Les trois figures de gauche ont des silhouettes encore relativement lisibles : seins, hanches, taille, mais déjà anguleuses, avec des visages inspirés de la sculpture ibérique (mâchoires massives, yeux en amande, nez droits).
Les deux de droite sont beaucoup plus déformées :
Corps découpés en facettes rigides.
Visages de masque africain, aux yeux vides et aux nez triangulaires.
La figure accroupie en bas à droite est emblématique : son corps est vu de dos, mais son visage est montré de face, ce qui rend la posture anatomiquement impossible et signale une rupture avec le corps naturaliste.
Corps fragmenté et géométrisé
Les corps sont réduits à des plans et des arêtes :
Seins comme triangles ou cônes écrasés.
Hanches et cuisses comme blocs anguleux.
Épaules cassées en segments abrupts.
Picasso ne cherche pas à suggérer une chair douce mais une structure presque minérale ou sculptée à coups de hache.
La fragmentation annonce le cubisme : un même corps est construit par plusieurs points de vue simultanés (dos / face, profil / frontal), visible surtout dans la figure accroupie.
Corps exposé, frontal, sans médiation
Toutes les figures, sauf celle accroupie, sont tournées vers le spectateur, avec une frontalité presque violente :
Le nu n’est ni pudique ni détourné, les corps se présentent de face, les jambes parfois écartées, sans voile mythologique (pas de Vénus, pas de nymphes).
L’absence de profondeur et de perspective classique plaque les corps sur la surface :
Pas de vanishing point, pas de recul ; l’œil bute sur les corps, comme sur un mur.
Le spectateur est placé dans la position du client, pris à partie par les regards et par l’exhibition brutale de la nudité.
Corps masqué, inquiétant, non érotisé au sens classique
Les visages-masques, surtout à droite, introduisent une dimension de déréalisation :
Traits anguleux, yeux vides, bouche dure → le visage perd toute douceur, toute intériorité.

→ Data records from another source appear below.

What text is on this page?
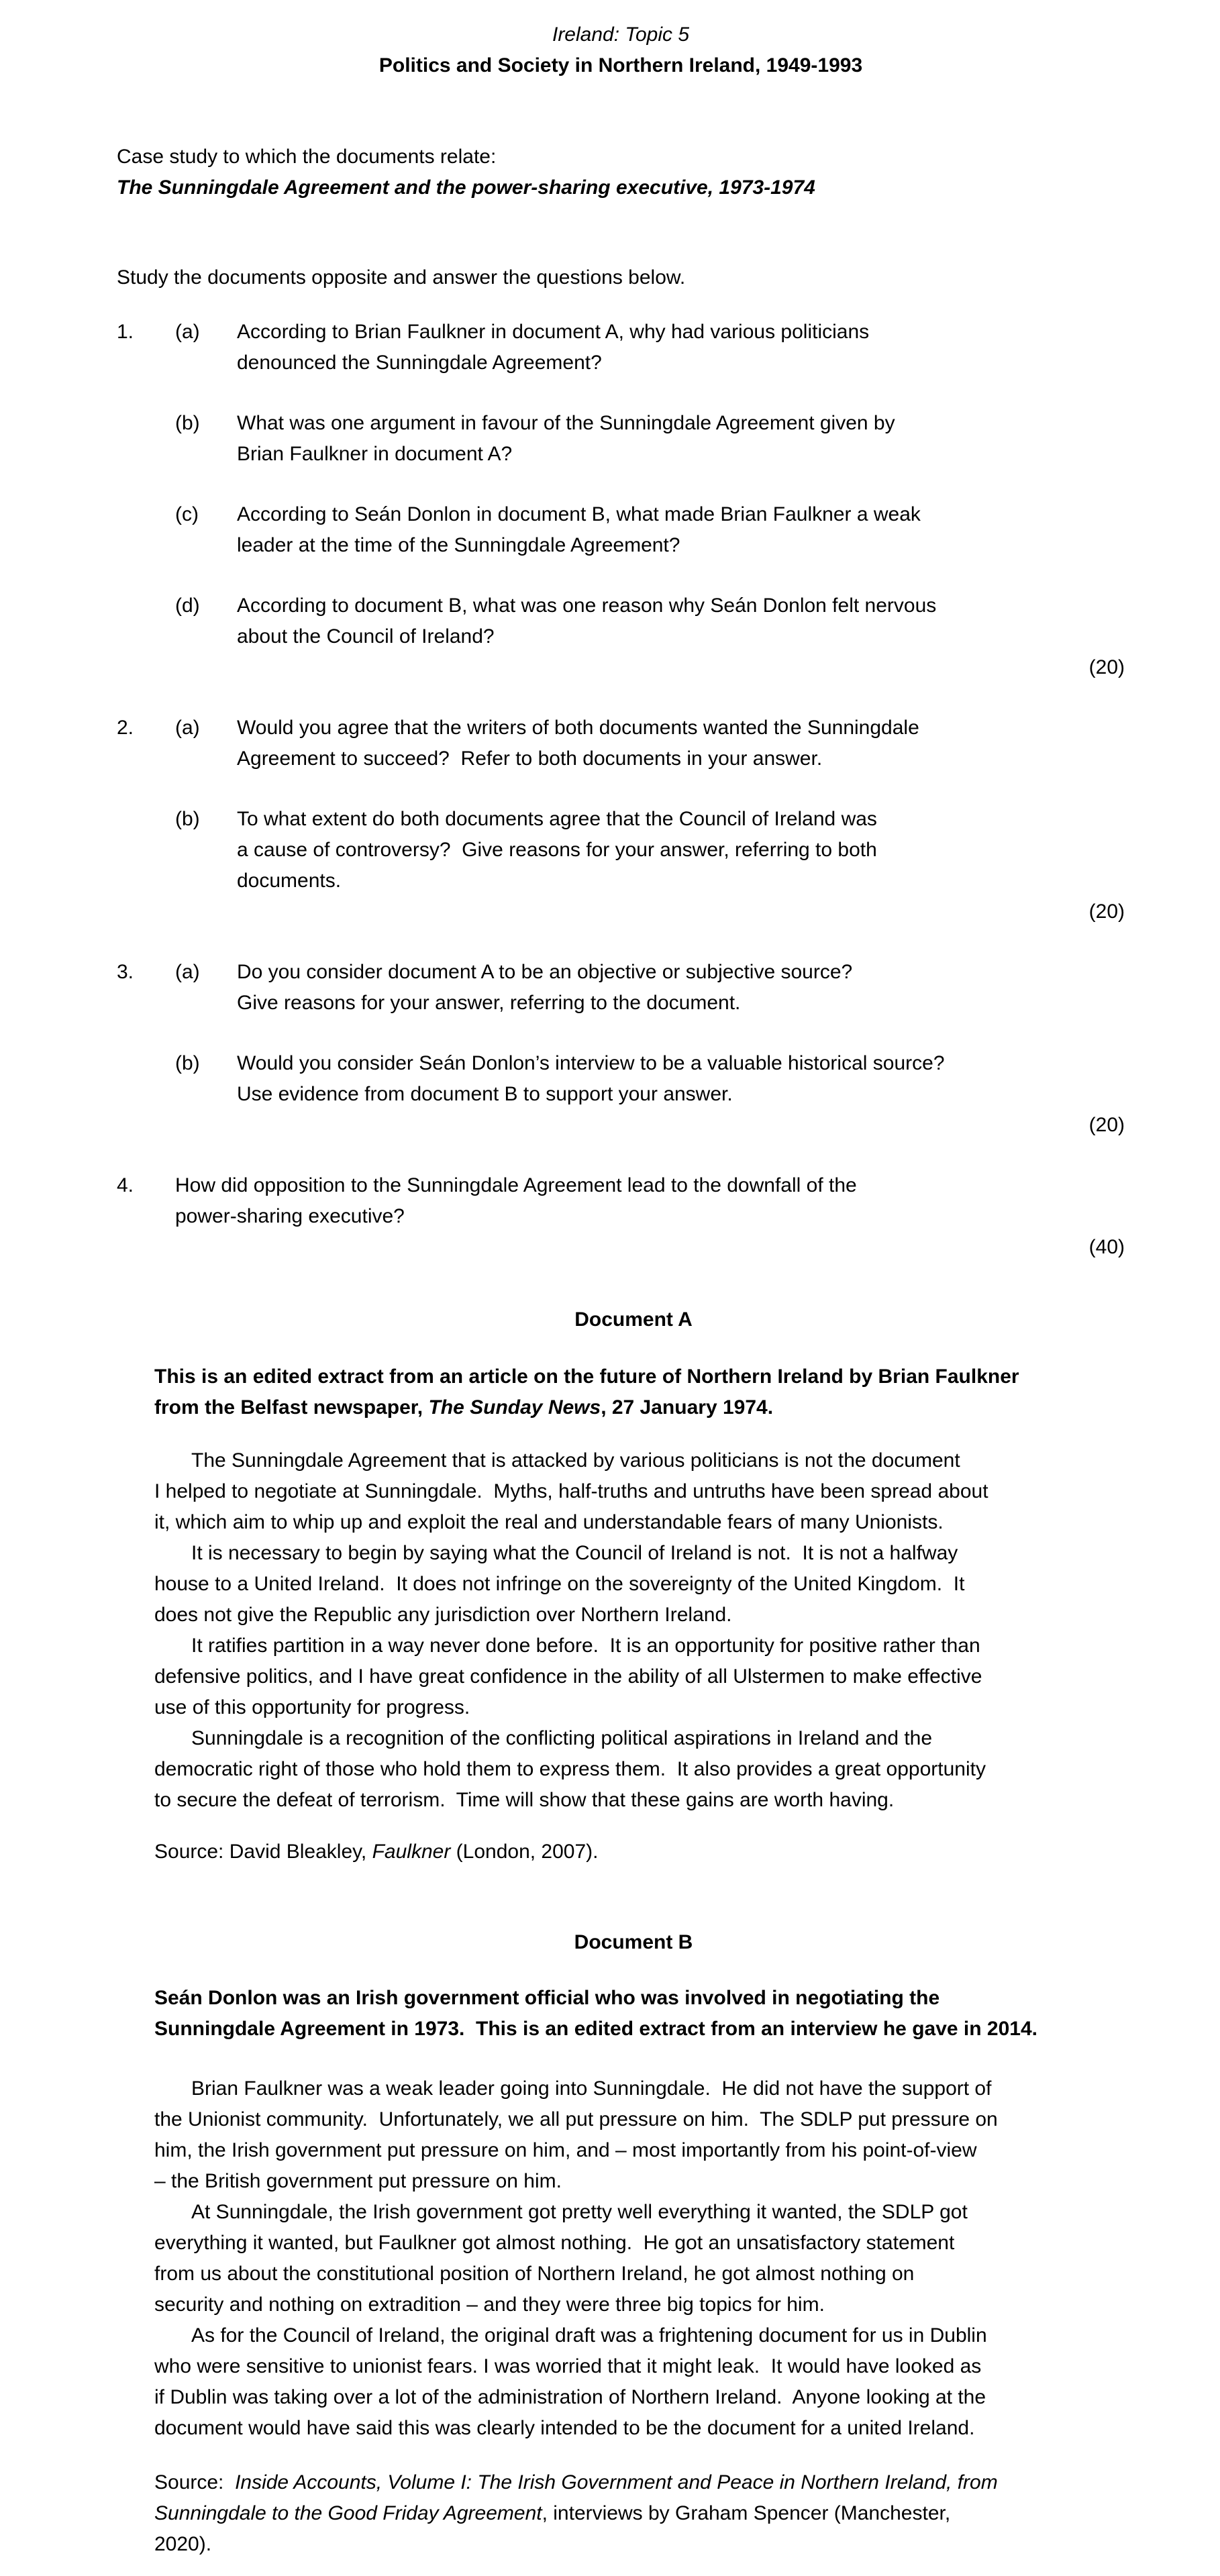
Ireland: Topic 5
Politics and Society in Northern Ireland, 1949-1993
Case study to which the documents relate:
The Sunningdale Agreement and the power-sharing executive, 1973-1974
Study the documents opposite and answer the questions below.
1.	(a)	According to Brian Faulkner in document A, why had various politicians
denounced the Sunningdale Agreement?
(b)	What was one argument in favour of the Sunningdale Agreement given by
Brian Faulkner in document A?
(c)	According to Seán Donlon in document B, what made Brian Faulkner a weak
leader at the time of the Sunningdale Agreement?
(d)	According to document B, what was one reason why Seán Donlon felt nervous
about the Council of Ireland?
(20)
2.	(a)	Would you agree that the writers of both documents wanted the Sunningdale
Agreement to succeed?  Refer to both documents in your answer.
(b)	To what extent do both documents agree that the Council of Ireland was
a cause of controversy?  Give reasons for your answer, referring to both
documents.
(20)
3.	(a)	Do you consider document A to be an objective or subjective source?
Give reasons for your answer, referring to the document.
(b)	Would you consider Seán Donlon’s interview to be a valuable historical source?
Use evidence from document B to support your answer.
(20)
4.	How did opposition to the Sunningdale Agreement lead to the downfall of the
power-sharing executive?
(40)
Document A
This is an edited extract from an article on the future of Northern Ireland by Brian Faulkner
from the Belfast newspaper, The Sunday News, 27 January 1974.
The Sunningdale Agreement that is attacked by various politicians is not the document
I helped to negotiate at Sunningdale.  Myths, half-truths and untruths have been spread about
it, which aim to whip up and exploit the real and understandable fears of many Unionists.
It is necessary to begin by saying what the Council of Ireland is not.  It is not a halfway
house to a United Ireland.  It does not infringe on the sovereignty of the United Kingdom.  It
does not give the Republic any jurisdiction over Northern Ireland.
It ratifies partition in a way never done before.  It is an opportunity for positive rather than
defensive politics, and I have great confidence in the ability of all Ulstermen to make effective
use of this opportunity for progress.
Sunningdale is a recognition of the conflicting political aspirations in Ireland and the
democratic right of those who hold them to express them.  It also provides a great opportunity
to secure the defeat of terrorism.  Time will show that these gains are worth having.
Source: David Bleakley, Faulkner (London, 2007).
Document B
Seán Donlon was an Irish government official who was involved in negotiating the
Sunningdale Agreement in 1973.  This is an edited extract from an interview he gave in 2014.
Brian Faulkner was a weak leader going into Sunningdale.  He did not have the support of
the Unionist community.  Unfortunately, we all put pressure on him.  The SDLP put pressure on
him, the Irish government put pressure on him, and – most importantly from his point-of-view
– the British government put pressure on him.
At Sunningdale, the Irish government got pretty well everything it wanted, the SDLP got
everything it wanted, but Faulkner got almost nothing.  He got an unsatisfactory statement
from us about the constitutional position of Northern Ireland, he got almost nothing on
security and nothing on extradition – and they were three big topics for him.
As for the Council of Ireland, the original draft was a frightening document for us in Dublin
who were sensitive to unionist fears. I was worried that it might leak.  It would have looked as
if Dublin was taking over a lot of the administration of Northern Ireland.  Anyone looking at the
document would have said this was clearly intended to be the document for a united Ireland.
Source:  Inside Accounts, Volume I: The Irish Government and Peace in Northern Ireland, from
Sunningdale to the Good Friday Agreement, interviews by Graham Spencer (Manchester,
2020).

Le corps lui-même devient ambigu :
À la fois nu et difficile à « désirer » dans le registre académique, car trop tranchant, trop frontal, presque agressif.
L’influence des masques africains ajoute une dimension de danger : pour beaucoup de commentateurs, ces corps sont autant menaçants que disponibles, ce qui met en crise le regard masculin et le fantasme du bordel.
Corps et espace : fusion figure/fond
Les plans du fond (rideaux, draperies, fragments de nature morte originelle) se confondent avec les volumes des corps :
Même type de facettes, même traitement anguleux.
Les corps ne flottent pas dans un espace distinct, ils fabriquent l’espace avec leurs facettes.
Résultat : le corps perd sa séparation nette du milieu ; il devient partie intégrante d’un champ plastique global.